India plans: Banking big on JVs
“Currently we are a small sized start-up in Leiden-NL, but in my previous start-up and turn around experiences abroad and at home, I see no reason why we should be shy of rapid expansion and multi-facetted growth through JV’s and collaborations,” says Mike.
Mike thinks it is certainly feasible that the company sets up a JV-collaboration in vaccine R&D or a manufacturing JV in India. He is hopeful that vaccine companies in India would be exploring MyLife’s technology platform for their innovation drive.

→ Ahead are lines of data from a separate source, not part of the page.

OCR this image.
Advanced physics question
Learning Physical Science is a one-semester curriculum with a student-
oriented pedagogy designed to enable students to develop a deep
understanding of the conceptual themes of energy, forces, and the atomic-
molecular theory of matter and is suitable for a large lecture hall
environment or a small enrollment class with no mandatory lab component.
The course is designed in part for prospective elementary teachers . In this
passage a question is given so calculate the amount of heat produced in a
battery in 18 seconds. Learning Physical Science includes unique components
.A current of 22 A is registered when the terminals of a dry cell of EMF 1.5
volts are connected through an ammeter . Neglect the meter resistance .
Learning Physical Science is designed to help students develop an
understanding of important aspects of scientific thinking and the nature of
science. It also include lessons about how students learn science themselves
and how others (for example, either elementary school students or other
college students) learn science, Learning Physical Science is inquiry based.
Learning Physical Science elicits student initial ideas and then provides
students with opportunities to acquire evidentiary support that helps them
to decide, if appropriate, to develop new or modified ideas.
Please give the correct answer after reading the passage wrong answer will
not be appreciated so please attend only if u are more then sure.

“Having set-up an Indian JV in the 1990’s and having worked and lived in China and Indonesia, it is clear to me that the Indian entrepreneurial spirit and the sound technology acquired and innovated has matured and developed to world class levels yet bypassing unsustainable prices, which we increasingly endure here in the EU. Over the past three decades India has firmly rooted its products and innovation in many global markets for pharma and vaccines. In that sense India (and China as well) has taken its rightful share in the world markets and is leading the badly needed paradigm shift to keep global healthcare accessible, affordable for all in need. For us as vaccine delivery innovator we hope to partner with Indian vaccine developers and oncology companies as we expect their development to accelerate even further and drive our innovation to excel,” Mike mentions.
The company’s current partners in India are two-fold so far: a supplier of HPV-antigens and a small yet specialized consulting firm from Hyderabad helping it to map the regulatory and legal aspects of introducing its ceramic skin patches for the Indian vaccine opportunities. In addition, MyLife is partnering with a USA-based company originating from the Indian vaccine industry as well.
Way forward
MyLife plans to expand business activities to the USA, especially for the development of cancer vaccines, and into Indian markets via JV’s.

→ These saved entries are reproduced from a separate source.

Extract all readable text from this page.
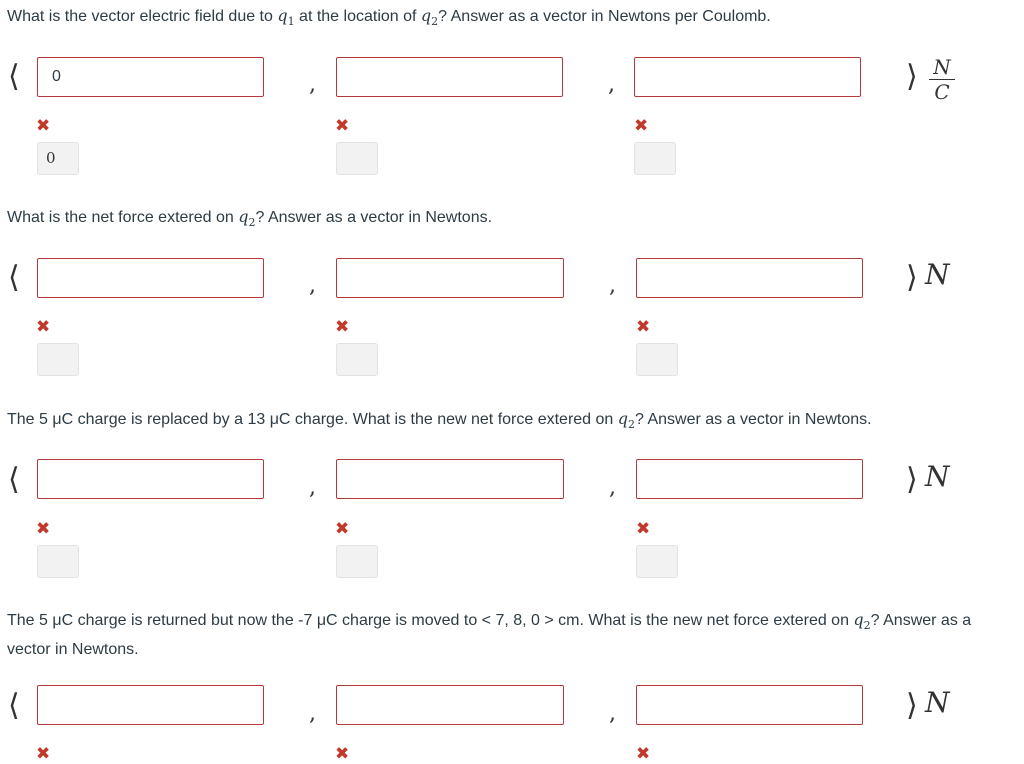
What is the vector electric field due to $q_1$ at the location of $q_2$? Answer as a vector in Newtons per Coulomb.
⟨
0	,	,	⟩ N
C
✖	✖	✖
0
What is the net force extered on $q_2$? Answer as a vector in Newtons.
⟨	,	,	⟩ N
✖	✖	✖
The 5 μC charge is replaced by a 13 μC charge. What is the new net force extered on $q_2$? Answer as a vector in Newtons.
⟨	,	,	⟩ N
✖	✖	✖
The 5 μC charge is returned but now the -7 μC charge is moved to < 7, 8, 0 > cm. What is the new net force extered on $q_2$? Answer as a vector in Newtons.
⟨	,	,	⟩ N
✖	✖	✖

“For the coming 3-4 years we need to collaborate with multiple vaccine companies to introduce and license out our ceramic skin patches to multiple users. We have started to scale-up production of the ceramic skin patches stepwise up to pilot plant level, so that we can supply expanding clinical trials led by our customers, and to supply early commercialization levels. To that end we are preparing our Series A investment round of US$17 million,” informs Mike de Leeuw.

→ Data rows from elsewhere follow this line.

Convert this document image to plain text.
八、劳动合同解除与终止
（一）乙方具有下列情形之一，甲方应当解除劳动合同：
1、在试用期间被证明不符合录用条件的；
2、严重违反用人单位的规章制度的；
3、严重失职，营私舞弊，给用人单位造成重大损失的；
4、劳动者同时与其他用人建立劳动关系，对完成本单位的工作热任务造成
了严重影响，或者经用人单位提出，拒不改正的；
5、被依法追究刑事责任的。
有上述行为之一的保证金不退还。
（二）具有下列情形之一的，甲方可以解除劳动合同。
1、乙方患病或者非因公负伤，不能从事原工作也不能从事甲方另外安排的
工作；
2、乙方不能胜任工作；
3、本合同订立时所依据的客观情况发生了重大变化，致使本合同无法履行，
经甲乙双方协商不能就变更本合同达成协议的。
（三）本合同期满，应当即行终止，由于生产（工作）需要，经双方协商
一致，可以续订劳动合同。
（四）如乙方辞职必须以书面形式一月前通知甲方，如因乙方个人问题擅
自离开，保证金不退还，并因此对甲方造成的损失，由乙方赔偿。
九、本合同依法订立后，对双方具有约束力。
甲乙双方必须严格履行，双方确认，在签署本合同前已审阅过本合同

“From year 3-4 onwards, we will raise a series B round to pick up our own in-house product development into advanced clinical trials and sell those projects to vaccine companies once successful. I myself don’t yet target that we will become a full-blown vaccine company. We rather focus on better delivery, while our partners focus on the biology of the vaccine, the clinical development, production and commercialization. That includes both established vaccines to reduce dose and eliminate cold-chain costs, and novel vaccines like mRNA-nano particles” he adds.
“Our company’s and my personal drive stands by our Triple-A-Product objective:
We develop products which are Affordable, and Accessible for All,” Mike signs off.